News Release

Jefferson scientist sees drug profiles and tailor-made therapies as ways to beat HIV resistance

Peer-Reviewed Publication

Thomas Jefferson University

Better agreement on clinically relevant resistance will be key

Researchers may be able to sidestep HIV drug-resistance by creating drug resistance profiles of patients before they begin treatment, says a scientist at Jefferson Medical College. By knowing which drugs a patient is resistant to, doctors may someday custom design therapies against HIV, the AIDS virus, and, it's hoped, improve treatment.

Yet, such profiles and individual therapies are still some time away from reality, says Roger J. Pomerantz, M.D., professor of medicine, biochemistry and molecular pharmacology, director of the Center for Human Virology and chief of the division of infectious diseases at Thomas Jefferson University in Philadelphia. Much more research is needed to understand drug resistance, and scientists must agree on when a patient's viral resistance means something clinically.

In an editorial September 22 in JAMA, the Journal of the American Medical Association, Dr. Pomerantz comments on two studies published in the issue that focus on two groups of patients living in different geographic areas. Many of the patients in both studies were resistant to a commonly prescribed and frequently effective cocktail of drugs known as highly active antiretroviral therapy (HAART).

The researchers in both studies defined drug resistance differently, leading to different opinions about the degree of such resistance found in the study populations.

Dr. Pomerantz draws several conclusions from the studies' observations. "Two things need to be done," he says. "We need to understand how large the problem of drug resistance is, and part of that means watching different geographic areas to gauge how much multidrug resistance is developing. Then we have to find a way to agree on what the degree of clinically relevant resistance is for each drug.
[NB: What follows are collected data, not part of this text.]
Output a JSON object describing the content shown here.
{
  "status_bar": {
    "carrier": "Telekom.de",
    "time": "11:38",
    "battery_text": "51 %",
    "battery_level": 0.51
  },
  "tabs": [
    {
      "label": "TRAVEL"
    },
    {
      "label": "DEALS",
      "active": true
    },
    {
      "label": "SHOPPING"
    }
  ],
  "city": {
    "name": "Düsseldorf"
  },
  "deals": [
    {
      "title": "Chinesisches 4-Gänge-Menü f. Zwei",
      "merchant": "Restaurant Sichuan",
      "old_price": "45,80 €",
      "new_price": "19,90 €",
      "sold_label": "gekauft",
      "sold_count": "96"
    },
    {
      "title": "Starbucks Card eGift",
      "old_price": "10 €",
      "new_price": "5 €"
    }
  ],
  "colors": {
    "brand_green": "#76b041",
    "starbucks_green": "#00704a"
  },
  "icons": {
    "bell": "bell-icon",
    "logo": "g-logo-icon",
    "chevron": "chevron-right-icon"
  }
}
"Clinically relevant drug resistance will differ for each drug, just as it is different for penicillin and vancomycin for bacteria," he says. "We have to find out if a three-fold increase in viral resistance means something about the effectiveness of one drug compared to what it means for another," he says.

In the JAMA editorial, he recommends medical officials be more alert to multidrug resistance. "If you give a patient a cocktail of drugs the first time and they don't respond, and you can't find it's from noncompliance, you have to think they have primary resistance."

Eventually, all patients may need to be profiled for both their virus's genetic makeup and their disease status, "just like we do for pneumococcus and tuberculosis before treatment," he says.

"That has to be one of the next steps," he says. "What does it mean when you have X resistance to AZT, and at the same time, what does it mean regarding a different drug, such as a certain protease inhibitor? It would be nice to tell patients you are this much resistant to drug X and that much resistant to drug Y and not to these others."

Dr. Pomerantz sees the day when each anti-HIV drug would actually have a profile of standard viral resistance. "Eventually, you could say to a patient, 'This is your virus, this is what drugs it's resistant to, and this is what we'll use against it.'"

He suggests that "tailor-made, designer therapies" may eventually be more common.

Dr. Pomerantz compares the current AIDS drug resistance situation to the early days of bacteriology at the turn of the century. Doctors watched how new drugs affected different patients, and devised new definitions of clinically relevant conditions. "HIV evolves differently in different areas in the country," he says. "Defining resistance for each drug is exactly what we did in the early part of the century for bacterial infections such as tuberculosis, when people were developing resistance."

But detailing the precise viral genetic make-up of each HIV-infected individual would cause treatment costs to rise significantly, he says. This would be a particular problem with Third World nations struggling against the onslaught of AIDS. Millions are infected, and many lack primary medical care. No one knows the scope of drug resistance there, he says, because in many cases, patients do not receive adequate medical attention, let alone consistent therapy.